In Reinforcement Learning (RL) autonomous agents have typically to choose their actions in order to maximise some notion of cumulative reward . Tools and techniques for RL have been applied successfully to domain as diverse as game theory, control theory, multi-agent systems, and swarm intelligence.
However, in several cases we do not see our agents simply as reward-maximisers: while learning to perform a certain task (say, exploring an unknown space) we might want our software agents never to enter a “deadlock” state, from which they are not able to get out. Similarly, message-passing agents need always to be responsive, i.e., able to receive and send messages.
These multi-agent scenarios calls for specification languages expressive enough to capture the behaviour of learning agents, as well as model checking methods to tackle the verification of properties such as those above.
However, most of the research on formal methods for strategic reasoning has focused on hard-coded (non-learning) agents. But for the development of safe and trusted AI systems it is key that agents are able to learn in a safe and secure manner.
Your contribution: you will first extend Markov-decision processes, the formalisms of choice for RL, to multi-agent systems by considering the simultaneous execution of several learning agents.
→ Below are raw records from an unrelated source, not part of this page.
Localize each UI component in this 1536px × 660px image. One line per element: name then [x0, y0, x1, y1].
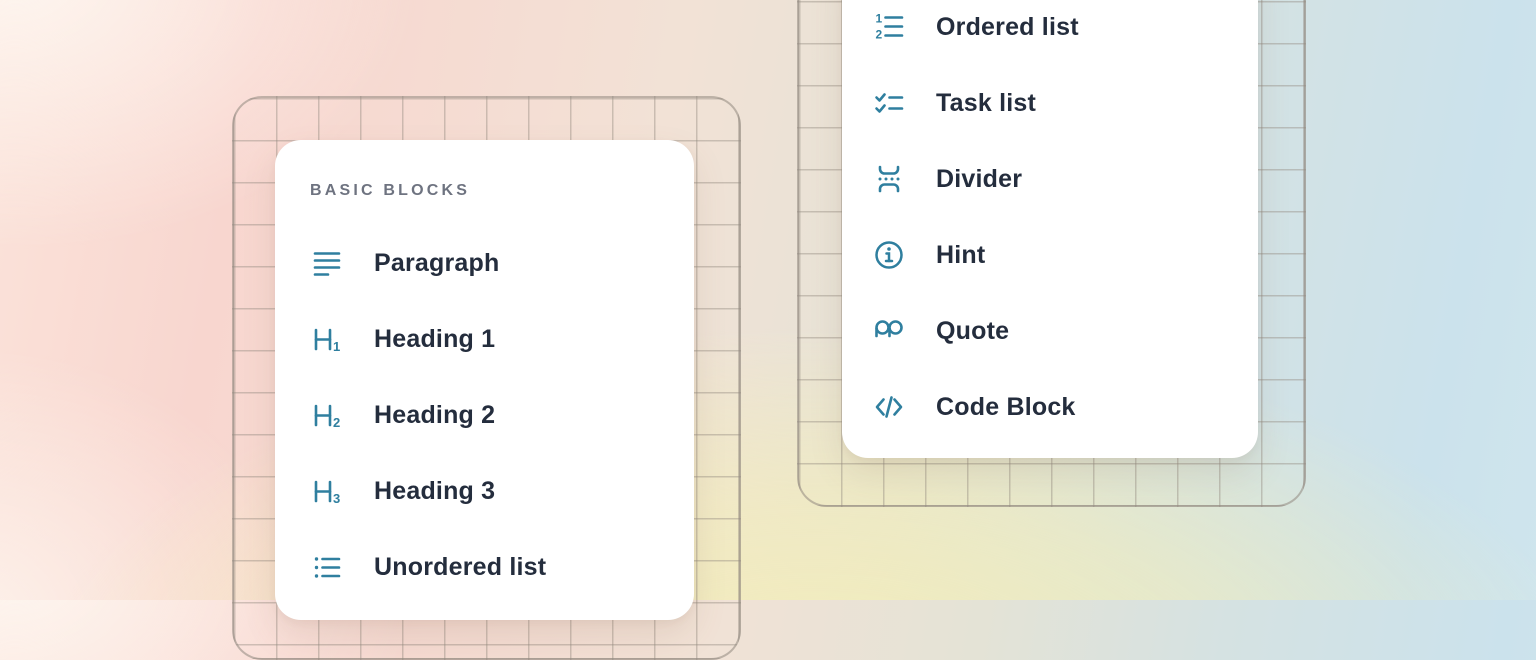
divider-icon [872, 162, 906, 196]
menu-item-task-list[interactable]: Task list [872, 65, 1258, 141]
menu-item-label: Heading 1 [374, 325, 495, 354]
menu-item-code-block[interactable]: Code Block [872, 369, 1258, 445]
menu-item-heading-1[interactable]: 1 Heading 1 [310, 301, 694, 377]
menu-item-heading-3[interactable]: 3 Heading 3 [310, 453, 694, 529]
svg-text:3: 3 [333, 491, 340, 506]
menu-item-label: Quote [936, 317, 1009, 346]
heading-2-icon: 2 [310, 398, 344, 432]
svg-text:1: 1 [333, 339, 340, 354]
heading-1-icon: 1 [310, 322, 344, 356]
svg-text:1: 1 [876, 12, 883, 26]
unordered-list-icon [310, 550, 344, 584]
paragraph-icon [310, 246, 344, 280]
menu-item-label: Divider [936, 165, 1022, 194]
menu-item-quote[interactable]: Quote [872, 293, 1258, 369]
basic-blocks-menu-card: BASIC BLOCKS Paragraph 1 Heading 1 [275, 140, 694, 620]
menu-item-label: Code Block [936, 393, 1076, 422]
menu-item-label: Paragraph [374, 249, 499, 278]
ordered-list-icon: 1 2 [872, 10, 906, 44]
task-list-icon [872, 86, 906, 120]
menu-item-heading-2[interactable]: 2 Heading 2 [310, 377, 694, 453]
heading-3-icon: 3 [310, 474, 344, 508]
menu-item-divider[interactable]: Divider [872, 141, 1258, 217]
menu-item-label: Hint [936, 241, 985, 270]
menu-item-label: Heading 3 [374, 477, 495, 506]
menu-item-label: Task list [936, 89, 1036, 118]
basic-blocks-list: Paragraph 1 Heading 1 2 Heading 2 [310, 225, 694, 605]
quote-icon [872, 314, 906, 348]
menu-item-label: Heading 2 [374, 401, 495, 430]
section-label: BASIC BLOCKS [310, 180, 694, 202]
svg-text:2: 2 [333, 415, 340, 430]
code-block-icon [872, 390, 906, 424]
menu-item-unordered-list[interactable]: Unordered list [310, 529, 694, 605]
menu-item-label: Ordered list [936, 13, 1079, 42]
svg-text:2: 2 [876, 28, 883, 42]
more-blocks-menu-card: 1 2 Ordered list Task list [842, 0, 1258, 458]
menu-item-hint[interactable]: Hint [872, 217, 1258, 293]
menu-item-ordered-list[interactable]: 1 2 Ordered list [872, 0, 1258, 65]
menu-item-paragraph[interactable]: Paragraph [310, 225, 694, 301]
more-blocks-list: 1 2 Ordered list Task list [872, 0, 1258, 445]
menu-item-label: Unordered list [374, 553, 546, 582]
hint-icon [872, 238, 906, 272]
Then, you will develop an interpretation of Alternating-time Temporal Logic , one of the most popular logic-based languages to specify the strategic behaviour of agents, on these multi-agent Markov decision processes. In particular, the satisfaction of the agents goals will be evaluated only w.r.t. executions that maximise the agents’ reward.
In this context you will analyse the complexity of the corresponding model checking problem. We anticipate that in selected cases the verification task will be decidable. For such cases an implementation might be envisaged as part of the project.